In other international markets, indices rose in Europe following the sharp declines in Asia. France’s CAC 40 index rose 0.8 percent and Germany’s DAX index rose 1.7 percent. This follows losses of 2 percent for Hong Kong’s Hang Seng and 3.6 percent for Japan’s Nikkei 225, as well as Seoul’s historic decline.
In the bond market, Treasury yields have remained relatively stable after rising earlier in the week on worsening inflation concerns. The yield on the 10-year Treasury note rose to 4.09 percent from 4.06 percent on Tuesday.

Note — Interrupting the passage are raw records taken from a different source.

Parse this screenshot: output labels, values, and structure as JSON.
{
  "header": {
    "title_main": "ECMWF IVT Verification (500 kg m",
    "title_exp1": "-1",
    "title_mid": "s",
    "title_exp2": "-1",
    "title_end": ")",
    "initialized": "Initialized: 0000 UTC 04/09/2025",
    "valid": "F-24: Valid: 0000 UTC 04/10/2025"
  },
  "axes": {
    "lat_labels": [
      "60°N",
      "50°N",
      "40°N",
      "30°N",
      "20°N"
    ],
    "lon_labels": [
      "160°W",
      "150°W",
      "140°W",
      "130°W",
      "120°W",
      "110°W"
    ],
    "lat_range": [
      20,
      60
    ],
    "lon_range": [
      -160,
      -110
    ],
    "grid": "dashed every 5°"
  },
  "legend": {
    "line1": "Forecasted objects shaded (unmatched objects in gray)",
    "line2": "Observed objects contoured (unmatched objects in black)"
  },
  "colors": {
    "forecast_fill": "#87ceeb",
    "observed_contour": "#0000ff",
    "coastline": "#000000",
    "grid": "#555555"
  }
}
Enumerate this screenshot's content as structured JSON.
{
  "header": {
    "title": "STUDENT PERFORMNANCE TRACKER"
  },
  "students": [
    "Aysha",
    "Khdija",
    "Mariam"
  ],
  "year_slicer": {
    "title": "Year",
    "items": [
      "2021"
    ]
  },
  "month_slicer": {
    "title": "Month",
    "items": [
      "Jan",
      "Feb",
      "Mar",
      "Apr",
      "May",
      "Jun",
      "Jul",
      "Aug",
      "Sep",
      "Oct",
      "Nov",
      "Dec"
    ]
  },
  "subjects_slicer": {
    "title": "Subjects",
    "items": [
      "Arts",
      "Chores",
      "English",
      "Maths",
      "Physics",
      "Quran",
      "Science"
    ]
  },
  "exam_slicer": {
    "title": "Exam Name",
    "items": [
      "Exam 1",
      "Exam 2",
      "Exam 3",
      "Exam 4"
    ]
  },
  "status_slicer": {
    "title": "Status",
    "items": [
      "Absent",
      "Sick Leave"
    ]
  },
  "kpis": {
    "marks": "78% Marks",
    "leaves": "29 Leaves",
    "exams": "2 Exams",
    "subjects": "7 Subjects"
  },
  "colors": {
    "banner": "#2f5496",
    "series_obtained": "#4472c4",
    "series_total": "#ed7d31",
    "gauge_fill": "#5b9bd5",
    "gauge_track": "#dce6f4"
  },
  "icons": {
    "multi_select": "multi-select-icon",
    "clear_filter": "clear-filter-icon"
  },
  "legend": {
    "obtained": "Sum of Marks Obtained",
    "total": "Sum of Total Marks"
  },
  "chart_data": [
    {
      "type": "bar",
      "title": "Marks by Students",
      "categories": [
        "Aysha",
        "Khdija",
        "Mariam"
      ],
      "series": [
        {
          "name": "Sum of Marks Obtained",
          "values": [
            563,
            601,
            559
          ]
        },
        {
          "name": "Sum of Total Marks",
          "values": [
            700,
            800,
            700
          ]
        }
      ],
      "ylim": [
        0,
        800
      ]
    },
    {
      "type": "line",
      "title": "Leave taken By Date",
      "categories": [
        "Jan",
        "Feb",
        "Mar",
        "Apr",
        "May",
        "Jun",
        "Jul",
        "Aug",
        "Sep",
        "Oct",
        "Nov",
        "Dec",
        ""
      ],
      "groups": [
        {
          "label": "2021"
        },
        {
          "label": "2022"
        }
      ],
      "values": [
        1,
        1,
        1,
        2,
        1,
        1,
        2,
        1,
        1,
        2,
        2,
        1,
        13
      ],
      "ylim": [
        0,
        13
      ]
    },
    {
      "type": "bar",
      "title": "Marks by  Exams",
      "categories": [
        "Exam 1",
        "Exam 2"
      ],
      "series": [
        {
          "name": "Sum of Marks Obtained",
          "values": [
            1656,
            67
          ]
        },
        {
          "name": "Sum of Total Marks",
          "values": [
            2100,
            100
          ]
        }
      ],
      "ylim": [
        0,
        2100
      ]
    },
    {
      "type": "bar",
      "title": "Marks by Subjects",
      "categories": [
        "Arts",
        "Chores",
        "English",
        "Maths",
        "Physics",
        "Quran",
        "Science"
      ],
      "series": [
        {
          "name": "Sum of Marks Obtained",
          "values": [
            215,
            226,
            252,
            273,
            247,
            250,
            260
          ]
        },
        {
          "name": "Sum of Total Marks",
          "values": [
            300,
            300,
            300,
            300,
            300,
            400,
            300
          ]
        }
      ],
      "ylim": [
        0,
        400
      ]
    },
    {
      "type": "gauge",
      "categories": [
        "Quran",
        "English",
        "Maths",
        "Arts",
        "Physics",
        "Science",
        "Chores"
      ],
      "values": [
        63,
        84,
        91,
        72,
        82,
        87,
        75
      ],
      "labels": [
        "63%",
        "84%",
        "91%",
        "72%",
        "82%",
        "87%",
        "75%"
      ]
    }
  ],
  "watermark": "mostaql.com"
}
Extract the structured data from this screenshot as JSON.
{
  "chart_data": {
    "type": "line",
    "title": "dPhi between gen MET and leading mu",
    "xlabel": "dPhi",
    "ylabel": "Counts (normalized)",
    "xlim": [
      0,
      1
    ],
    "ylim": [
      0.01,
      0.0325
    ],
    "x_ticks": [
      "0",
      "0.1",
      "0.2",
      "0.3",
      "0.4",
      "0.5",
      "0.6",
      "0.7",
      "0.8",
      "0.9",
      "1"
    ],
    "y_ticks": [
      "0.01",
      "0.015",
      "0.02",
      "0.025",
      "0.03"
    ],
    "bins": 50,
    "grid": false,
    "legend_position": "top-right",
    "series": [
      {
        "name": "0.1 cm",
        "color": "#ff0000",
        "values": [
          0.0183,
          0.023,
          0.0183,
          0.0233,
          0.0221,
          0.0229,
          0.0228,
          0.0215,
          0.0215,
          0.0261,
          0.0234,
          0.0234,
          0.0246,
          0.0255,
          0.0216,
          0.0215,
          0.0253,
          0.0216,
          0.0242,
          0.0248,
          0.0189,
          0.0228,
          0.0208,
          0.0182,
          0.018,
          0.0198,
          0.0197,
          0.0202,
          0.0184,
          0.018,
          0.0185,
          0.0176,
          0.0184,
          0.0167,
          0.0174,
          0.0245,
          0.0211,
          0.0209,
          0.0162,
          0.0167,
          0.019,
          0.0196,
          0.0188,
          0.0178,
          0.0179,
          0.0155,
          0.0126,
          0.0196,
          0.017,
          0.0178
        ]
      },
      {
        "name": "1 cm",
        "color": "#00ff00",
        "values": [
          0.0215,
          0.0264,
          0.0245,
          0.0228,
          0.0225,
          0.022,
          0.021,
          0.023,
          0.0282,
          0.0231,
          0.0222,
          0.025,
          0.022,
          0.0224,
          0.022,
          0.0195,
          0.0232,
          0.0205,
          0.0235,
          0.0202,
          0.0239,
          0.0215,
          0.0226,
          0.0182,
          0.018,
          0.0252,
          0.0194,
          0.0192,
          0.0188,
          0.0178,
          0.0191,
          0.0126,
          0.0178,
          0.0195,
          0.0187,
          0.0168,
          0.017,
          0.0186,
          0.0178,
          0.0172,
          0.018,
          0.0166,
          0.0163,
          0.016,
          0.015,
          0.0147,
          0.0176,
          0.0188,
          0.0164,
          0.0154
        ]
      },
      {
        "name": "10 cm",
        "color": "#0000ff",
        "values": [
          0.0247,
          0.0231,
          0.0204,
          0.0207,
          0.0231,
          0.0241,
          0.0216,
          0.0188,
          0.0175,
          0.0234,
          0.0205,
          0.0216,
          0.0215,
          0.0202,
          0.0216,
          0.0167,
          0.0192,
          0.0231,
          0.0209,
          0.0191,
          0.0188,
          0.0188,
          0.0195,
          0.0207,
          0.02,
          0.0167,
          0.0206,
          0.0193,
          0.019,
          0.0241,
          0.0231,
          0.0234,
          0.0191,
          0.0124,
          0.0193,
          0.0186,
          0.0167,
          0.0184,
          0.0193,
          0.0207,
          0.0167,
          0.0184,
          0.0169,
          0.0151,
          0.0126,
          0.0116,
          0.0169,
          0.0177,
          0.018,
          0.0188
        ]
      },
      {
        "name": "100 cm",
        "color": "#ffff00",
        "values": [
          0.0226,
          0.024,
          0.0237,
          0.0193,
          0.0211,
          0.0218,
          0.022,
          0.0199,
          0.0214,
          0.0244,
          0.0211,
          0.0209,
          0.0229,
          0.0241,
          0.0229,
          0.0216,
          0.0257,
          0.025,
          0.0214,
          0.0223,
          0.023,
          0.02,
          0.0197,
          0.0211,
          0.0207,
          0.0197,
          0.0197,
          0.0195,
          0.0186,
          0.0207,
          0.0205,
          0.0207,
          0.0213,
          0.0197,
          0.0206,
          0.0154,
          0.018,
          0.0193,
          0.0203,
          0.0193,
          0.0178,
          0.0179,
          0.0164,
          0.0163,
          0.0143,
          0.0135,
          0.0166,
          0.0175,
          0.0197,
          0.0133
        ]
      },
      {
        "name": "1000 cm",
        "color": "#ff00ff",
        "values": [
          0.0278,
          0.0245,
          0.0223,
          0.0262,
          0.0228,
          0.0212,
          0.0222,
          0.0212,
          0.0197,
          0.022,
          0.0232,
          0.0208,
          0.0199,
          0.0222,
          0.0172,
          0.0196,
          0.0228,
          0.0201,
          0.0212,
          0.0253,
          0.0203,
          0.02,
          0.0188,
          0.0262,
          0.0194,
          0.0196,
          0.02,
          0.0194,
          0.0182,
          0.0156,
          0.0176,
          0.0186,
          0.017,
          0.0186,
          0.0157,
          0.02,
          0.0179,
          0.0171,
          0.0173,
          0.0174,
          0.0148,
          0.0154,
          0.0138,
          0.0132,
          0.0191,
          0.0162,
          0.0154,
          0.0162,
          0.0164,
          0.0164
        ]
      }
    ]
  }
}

Wednesday’s strong reports on the economy were welcome news for the Federal Reserve, whose job it is to keep the U.S. job market healthy and inflation low. The Fed’s job has become even more difficult due to the increase in oil prices, which pushes already high inflation upwards.
The Fed may keep interest rates high to keep inflation under control. But higher interest rates will also make borrowing costs more expensive for U.S. households and companies, negatively impacting the economy.
The central bank has previously said it plans to continue interest rate cuts later this year in the hope of providing support to the job market and economy. Due to the war and high oil prices, traders postponed their predictions that the Fed might start cutting interest rates again until the summer.